Nantes : Esther Senot, rescapée d'Auschwitz, captive les lycéens pendant deux heures

jeudi 11 janvier 2018 à 19:12 Par Antoine Denéchère, France Bleu Loire Océan et France Bleu

A 90 ans, Esther Senot parcourt la France pour raconter son histoire, celle d'une jeune fille juive déportée à Auschwitz en 1943. Elle y a connu l'horreur, le froid, la faim, les privations et brimades. Cette rescapée de la Shoah était à Nantes ce jeudi devant des lycéens attentifs, voire émus.

Conférence d'Esther Senot au lycée Clemenceau, à Nantes, jeudi 11 janvier 2018
Conférence d'Esther Senot au lycée Clemenceau, à Nantes, jeudi 11 janvier 2018 © Radio France - Antoine Denéchère

Nantes, France

Grand moment jeudi après-midi pour environ 170 élèves du lycée Clemenceau à Nantes : ils ont pu assister à plus de deux heures de conférence donnée par Esther Senot. Cette dame de 90 ans, rescapée de la Shoah, est venue leur raconter sa déportation dans les camps nazis à partir de juillet 1943 et jusqu'en juillet 1945, principalement dans le camp d'Auschwitz-Birkenau, pendant la seconde guerre mondiale. Elle était invitée à l'initiative de plusieurs enseignants d'histoire-géographie du lycée.  

Esther Senot raconte l'enfer, vécu il y a 75 ans

D'une voix énergique, Esther Senot a parlé de sa famille, raflée parce que juive, quartier Belleville à Paris en juillet 1942, puis sa propre déportation, après un an d'errance, dans un wagon à bestiaux à l'âge de 15 ans, depuis Drancy jusqu'à Auschwitz-Birkenau : "quand les portes du camp se sont ouvertes, c'était vraiment l'enfer, les crématoires brûlaient jour et nuit. il y avait cette fumée, ces odeurs, et ces cadavres. Les chiens des allemands couraient après de squelettes."

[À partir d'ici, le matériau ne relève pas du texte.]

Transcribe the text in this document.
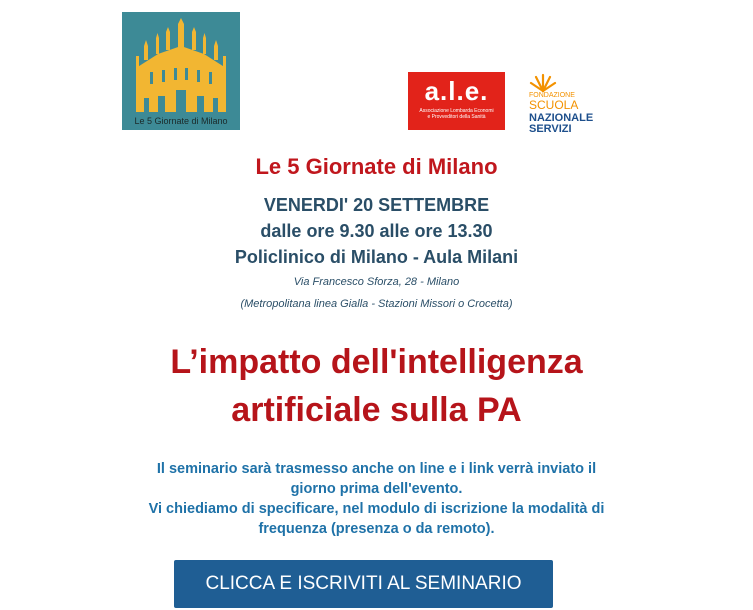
Le 5 Giornate di Milano
a.l.e.
Associazione Lombarda Economi
e Provveditori della Sanità
FONDAZIONE
SCUOLA
NAZIONALE
SERVIZI
Le 5 Giornate di Milano
VENERDI' 20 SETTEMBRE
dalle ore 9.30 alle ore 13.30
Policlinico di Milano - Aula Milani
Via Francesco Sforza, 28 - Milano
(Metropolitana linea Gialla - Stazioni Missori o Crocetta)
L’impatto dell'intelligenza
artificiale sulla PA
Il seminario sarà trasmesso anche on line e i link verrà inviato il
giorno prima dell'evento.
Vi chiediamo di specificare, nel modulo di iscrizione la modalità di
frequenza (presenza o da remoto).
CLICCA E ISCRIVITI AL SEMINARIO
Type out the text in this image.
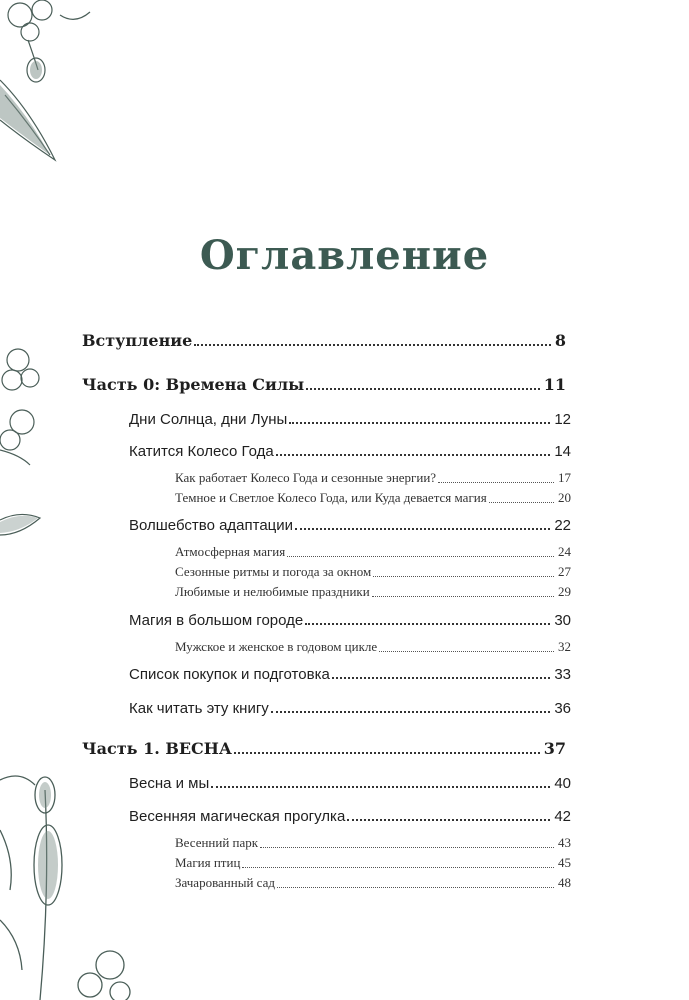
Оглавление
Вступление	8
Часть 0: Времена Силы	11
Дни Солнца, дни Луны	12
Катится Колесо Года	14
Как работает Колесо Года и сезонные энергии?	17
Темное и Светлое Колесо Года, или Куда девается магия	20
Волшебство адаптации	22
Атмосферная магия	24
Сезонные ритмы и погода за окном	27
Любимые и нелюбимые праздники	29
Магия в большом городе	30
Мужское и женское в годовом цикле	32
Список покупок и подготовка	33
Как читать эту книгу	36
Часть 1. ВЕСНА	37
Весна и мы	40
Весенняя магическая прогулка	42
Весенний парк	43
Магия птиц	45
Зачарованный сад	48
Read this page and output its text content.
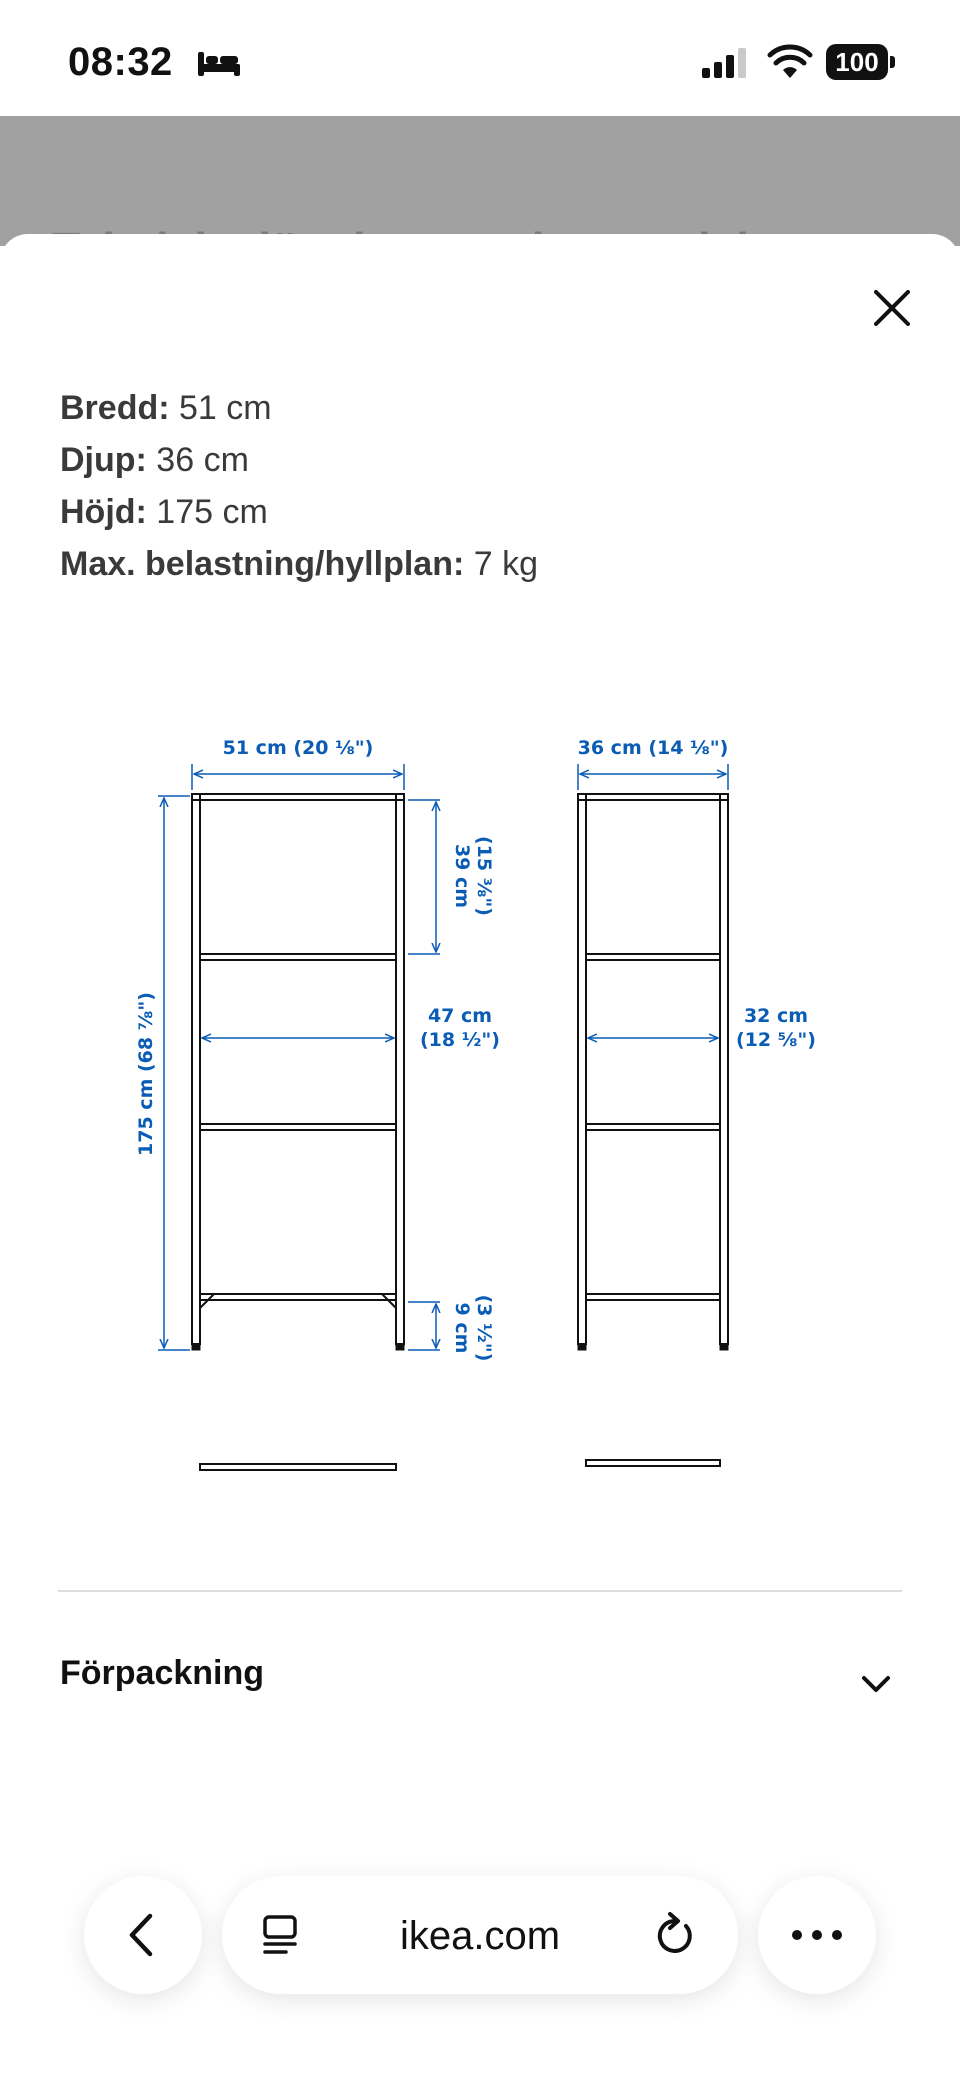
08:32	100
Bredd: 51 cm
Djup: 36 cm
Höjd: 175 cm
Max. belastning/hyllplan: 7 kg
51 cm (20 ⅛")	36 cm (14 ⅛")
175 cm (68 ⅞")
39 cm (15 ⅜")
47 cm
(18 ½")
9 cm (3 ½")
32 cm
(12 ⅝")
Förpackning
ikea.com
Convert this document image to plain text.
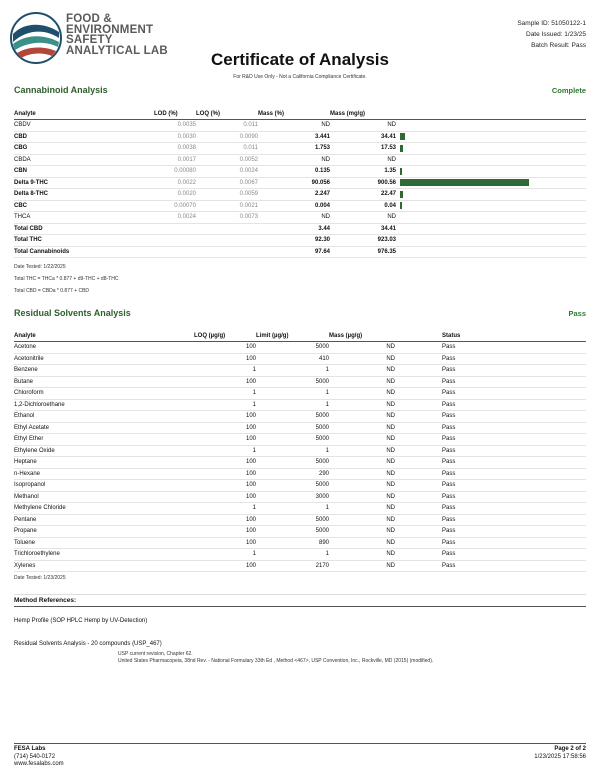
FOOD &
ENVIRONMENT
SAFETY
ANALYTICAL LAB
Sample ID: 51050122-1
Date Issued: 1/23/25
Batch Result: Pass
Certificate of Analysis
For R&D Use Only - Not a California Compliance Certificate.
Cannabinoid Analysis	Complete
Analyte	LOD (%)	LOQ (%)	Mass (%)	Mass (mg/g)	
CBDV	0.0035	0.011	ND	ND	
CBD	0.0030	0.0090	3.441	34.41	
CBG	0.0038	0.011	1.753	17.53	
CBDA	0.0017	0.0052	ND	ND	
CBN	0.00080	0.0024	0.135	1.35	
Delta 9-THC	0.0022	0.0067	90.056	900.56	
Delta 8-THC	0.0020	0.0059	2.247	22.47	
CBC	0.00070	0.0021	0.004	0.04	
THCA	0.0024	0.0073	ND	ND	
Total CBD			3.44	34.41	
Total THC			92.30	923.03	
Total Cannabinoids			97.64	976.35	
Date Tested: 1/22/2025
Total THC = THCa * 0.877 + d9-THC + d8-THC
Total CBD = CBDa * 0.877 + CBD
Residual Solvents Analysis	Pass
Analyte	LOQ (µg/g)	Limit (µg/g)	Mass (µg/g)	Status	
Acetone	100	5000	ND	Pass	
Acetonitrile	100	410	ND	Pass	
Benzene	1	1	ND	Pass	
Butane	100	5000	ND	Pass	
Chloroform	1	1	ND	Pass	
1,2-Dichloroethane	1	1	ND	Pass	
Ethanol	100	5000	ND	Pass	
Ethyl Acetate	100	5000	ND	Pass	
Ethyl Ether	100	5000	ND	Pass	
Ethylene Oxide	1	1	ND	Pass	
Heptane	100	5000	ND	Pass	
n-Hexane	100	290	ND	Pass	
Isopropanol	100	5000	ND	Pass	
Methanol	100	3000	ND	Pass	
Methylene Chloride	1	1	ND	Pass	
Pentane	100	5000	ND	Pass	
Propane	100	5000	ND	Pass	
Toluene	100	890	ND	Pass	
Trichloroethylene	1	1	ND	Pass	
Xylenes	100	2170	ND	Pass	
Date Tested: 1/23/2025
Method References:
Hemp Profile (SOP HPLC Hemp by UV-Detection)
Residual Solvents Analysis - 20 compounds (USP_467)
USP current revision, Chapter 62.
United States Pharmacopeia, 38nd Rev. - National Formulary 33th Ed , Method <467>, USP Convention, Inc., Rockville, MD (2015) (modified).
FESA Labs
(714) 540-0172
www.fesalabs.com
Page 2 of 2
1/23/2025 17:58:56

Esther Senot, au lycée Clemenceau à Nantes - Radio France
Esther Senot, au lycée Clemenceau à Nantes © Radio France - Antoine Denéchère

Rasée, tatouée avec le matricule 58319 - numéro qu'elle prononce devant les lycéens nantais en allemand et en polonais - Esther Senot vit l'horreur, la promiscuité, la faim, le froid, les travaux forcés, les morts qu'il faut évacuer chaque jour. En juillet 1945, alors internée à Mathausen, en Autriche, le camp est libéré par les Américains. Elle pèse seulement 32 kilos et revient en France.  Sur les 17 membres de sa famille déportés, Esther Senot est la seule survivante : "j'en voulais  à l'humanité entière, et les gens ne s'imaginent pas la façon dont on a été reçus. En France, il y a eu 76 000 juifs déportés, et on est revenus à 2500 à l'époque. On a pratiquement été culpabilisés et j'ai entendu des gens me demander ce qu'on avait fait, nous, pour pouvoir rentrer." Esther Senot raconte sa longue dépression, sa tentative de suicide ("à l'époque, il n'y avait pas de cellules psychologiques pour nous !"), "l'indifférence générale" (ce sont ses mots) envers le sort des juifs dans une France en reconstruction , les difficultés à s'insérer dans la vie active...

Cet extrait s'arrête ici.